The elite aircraft engineers from Portsmouth’s 1710 Naval Air Squadron recently marked six years of duty stationed on the hectic flight line at Camp Bastion.
They deploy twice a year for three months to make sure there’s always four or five of them on hand in case of an emergency over the Taliban badlands.
Their job is not to look after helicopters on a day-to-day basis, but to carry out complex repairs to aircraft damaged by rough emergency landings, serious wear-and-tear and enemy fire.
At any moment they can be sent ‘outside the wire’ in a Special Forces helicopter with their tools and expertise to keep vital missions going.
The squadron has overseen many repair missions since it started coming to Afghanistan in 2006.
Chief Petty Officer Tony Fisher and Petty Officer Simon Whittell used to maintain the navy’s Harrier jets in Kandahar.

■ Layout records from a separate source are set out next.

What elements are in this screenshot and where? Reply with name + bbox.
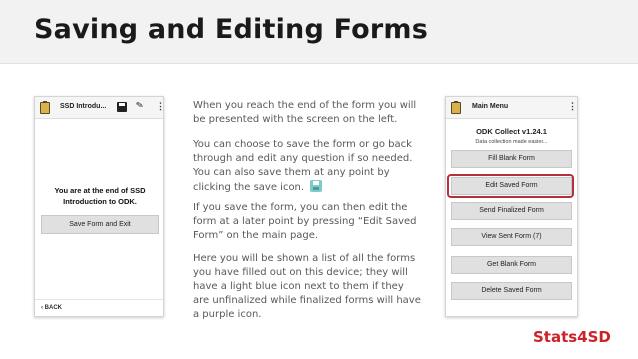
view-sent-form-button[interactable]: View Sent Form (7) [451, 228, 572, 246]
edit-icon[interactable]: ✎ [135, 99, 144, 111]
fill-blank-form-button[interactable]: Fill Blank Form [451, 150, 572, 168]
overflow-menu-icon[interactable]: ⋮ [568, 101, 577, 112]
save-form-and-exit-button[interactable]: Save Form and Exit [41, 215, 159, 234]
paragraph-list: Here you will be shown a list of all the… [193, 253, 421, 320]
overflow-menu-icon[interactable]: ⋮ [156, 101, 163, 112]
odk-version-label: ODK Collect v1.24.1 [476, 127, 547, 136]
floppy-disk-icon [310, 180, 323, 192]
left-phone-toolbar: SSD Introdu... ✎ ⋮ [35, 97, 163, 119]
bottom-divider [35, 299, 163, 300]
main-menu-phone-screenshot: Main Menu ⋮ ODK Collect v1.24.1 Data col… [445, 96, 578, 317]
delete-saved-form-button[interactable]: Delete Saved Form [451, 282, 572, 300]
end-of-form-message: You are at the end of SSD Introduction t… [54, 186, 146, 206]
get-blank-form-button[interactable]: Get Blank Form [451, 256, 572, 274]
clipboard-icon [451, 101, 461, 114]
title-bar: Saving and Editing Forms [0, 0, 638, 64]
edit-saved-form-highlight [447, 174, 574, 198]
clipboard-icon [40, 101, 50, 114]
main-menu-title: Main Menu [472, 103, 509, 110]
odk-tagline: Data collection made easier... [475, 139, 548, 145]
back-button[interactable]: ‹ BACK [41, 305, 62, 311]
paragraph-save-text: You can choose to save the form or go ba… [193, 139, 413, 193]
save-icon[interactable] [117, 102, 127, 112]
paragraph-save: You can choose to save the form or go ba… [193, 138, 423, 195]
slide-title: Saving and Editing Forms [34, 14, 428, 45]
end-of-form-phone-screenshot: SSD Introdu... ✎ ⋮ You are at the end of… [34, 96, 164, 317]
paragraph-intro: When you reach the end of the form you w… [193, 100, 417, 125]
left-phone-form-title: SSD Introdu... [60, 103, 107, 110]
send-finalized-form-button[interactable]: Send Finalized Form [451, 202, 572, 220]
right-phone-toolbar: Main Menu ⋮ [446, 97, 577, 119]
paragraph-edit: If you save the form, you can then edit … [193, 202, 417, 241]
stats4sd-logo: Stats4SD [533, 328, 611, 346]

But since the sad demise of the fabled jump jets, they have been retrained to look after helicopters.
‘Although we’ve been to theatre before, this time our role is very different,’ said CPO Fisher, 38.
‘Where before we were busy maintaining aircraft as part of a large squadron, this time around we’re part of a small team and have to remain very reactive to all forms of damage across the three services.’

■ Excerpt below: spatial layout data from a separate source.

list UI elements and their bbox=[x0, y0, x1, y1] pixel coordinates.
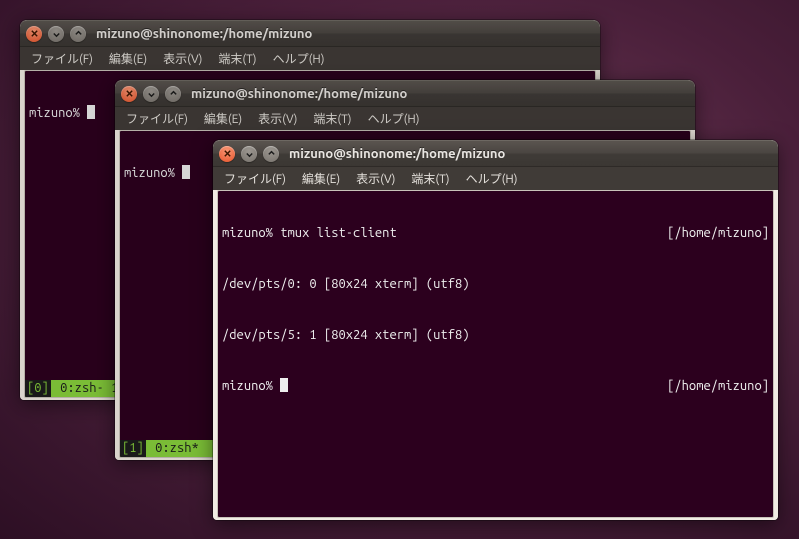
output-line: /dev/pts/5: 1 [80x24 xterm] (utf8) bbox=[218, 327, 773, 344]
shell-prompt: mizuno% bbox=[124, 166, 182, 180]
window-controls bbox=[219, 146, 279, 162]
cursor-icon bbox=[87, 105, 95, 119]
menu-help[interactable]: ヘルプ(H) bbox=[361, 108, 427, 129]
menubar: ファイル(F) 編集(E) 表示(V) 端末(T) ヘルプ(H) bbox=[20, 46, 600, 70]
maximize-icon[interactable] bbox=[70, 26, 86, 42]
terminal-container: mizuno% tmux list-client [/home/mizuno] … bbox=[213, 190, 778, 520]
titlebar[interactable]: mizuno@shinonome:/home/mizuno bbox=[213, 140, 778, 166]
minimize-icon[interactable] bbox=[48, 26, 64, 42]
titlebar[interactable]: mizuno@shinonome:/home/mizuno bbox=[20, 20, 600, 46]
close-icon[interactable] bbox=[121, 86, 137, 102]
tmux-session-id: [0] bbox=[25, 380, 51, 397]
menubar: ファイル(F) 編集(E) 表示(V) 端末(T) ヘルプ(H) bbox=[213, 166, 778, 190]
tmux-windows: 0:zsh* bbox=[148, 440, 199, 457]
menu-edit[interactable]: 編集(E) bbox=[197, 108, 249, 129]
cwd-indicator: [/home/mizuno] bbox=[667, 225, 769, 242]
menu-terminal[interactable]: 端末(T) bbox=[306, 108, 358, 129]
minimize-icon[interactable] bbox=[143, 86, 159, 102]
close-icon[interactable] bbox=[26, 26, 42, 42]
menu-file[interactable]: ファイル(F) bbox=[119, 108, 195, 129]
output-line: /dev/pts/0: 0 [80x24 xterm] (utf8) bbox=[218, 276, 773, 293]
terminal-window-3[interactable]: mizuno@shinonome:/home/mizuno ファイル(F) 編集… bbox=[213, 140, 778, 520]
maximize-icon[interactable] bbox=[263, 146, 279, 162]
menu-edit[interactable]: 編集(E) bbox=[102, 48, 154, 69]
close-icon[interactable] bbox=[219, 146, 235, 162]
tmux-session-id: [1] bbox=[120, 440, 146, 457]
menu-help[interactable]: ヘルプ(H) bbox=[266, 48, 332, 69]
cursor-icon bbox=[280, 378, 288, 392]
menubar: ファイル(F) 編集(E) 表示(V) 端末(T) ヘルプ(H) bbox=[115, 106, 695, 130]
menu-file[interactable]: ファイル(F) bbox=[24, 48, 100, 69]
window-controls bbox=[121, 86, 181, 102]
window-title: mizuno@shinonome:/home/mizuno bbox=[289, 147, 505, 161]
shell-prompt: mizuno% bbox=[222, 379, 280, 393]
minimize-icon[interactable] bbox=[241, 146, 257, 162]
menu-view[interactable]: 表示(V) bbox=[156, 48, 209, 69]
window-controls bbox=[26, 26, 86, 42]
window-title: mizuno@shinonome:/home/mizuno bbox=[191, 87, 407, 101]
menu-help[interactable]: ヘルプ(H) bbox=[459, 168, 525, 189]
menu-terminal[interactable]: 端末(T) bbox=[211, 48, 263, 69]
maximize-icon[interactable] bbox=[165, 86, 181, 102]
menu-file[interactable]: ファイル(F) bbox=[217, 168, 293, 189]
command-line: mizuno% tmux list-client bbox=[222, 225, 397, 242]
window-title: mizuno@shinonome:/home/mizuno bbox=[96, 27, 312, 41]
menu-edit[interactable]: 編集(E) bbox=[295, 168, 347, 189]
cursor-icon bbox=[182, 165, 190, 179]
titlebar[interactable]: mizuno@shinonome:/home/mizuno bbox=[115, 80, 695, 106]
menu-terminal[interactable]: 端末(T) bbox=[404, 168, 456, 189]
terminal-body[interactable]: mizuno% tmux list-client [/home/mizuno] … bbox=[218, 191, 773, 517]
cwd-indicator: [/home/mizuno] bbox=[667, 378, 769, 395]
menu-view[interactable]: 表示(V) bbox=[251, 108, 304, 129]
shell-prompt: mizuno% bbox=[29, 106, 87, 120]
menu-view[interactable]: 表示(V) bbox=[349, 168, 402, 189]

This means the engineers have to master everything from the army’s Apache gunships to the navy’s Lynx helicopters, Sea Kings, and the troop-carrying Chinook and Merlin aircraft.
‘Since coming to theatre, we’ve carried out repairs to some aircraft we hardly ever see in the UK,’ said 27-year-old Petty Officer Liam Sutherland, adding: ‘I’m looking forward to using my knowledge to help less experienced members of the squadron get ready for their Afghanistan tours – after some post-operational leave, of course.’
Lieutenant Andy Betts said the squadron has noticed a definite change in the Afghan mission since six years ago.
‘We can see that in the frequency and type of damage we are being asked to repair,’ he explained.
‘A few years ago it would have been mainly damage due to enemy action, the majority of work we are now seeing is down to aircraft fatigue and the difficulties of operating in the dusty Afghan environment.’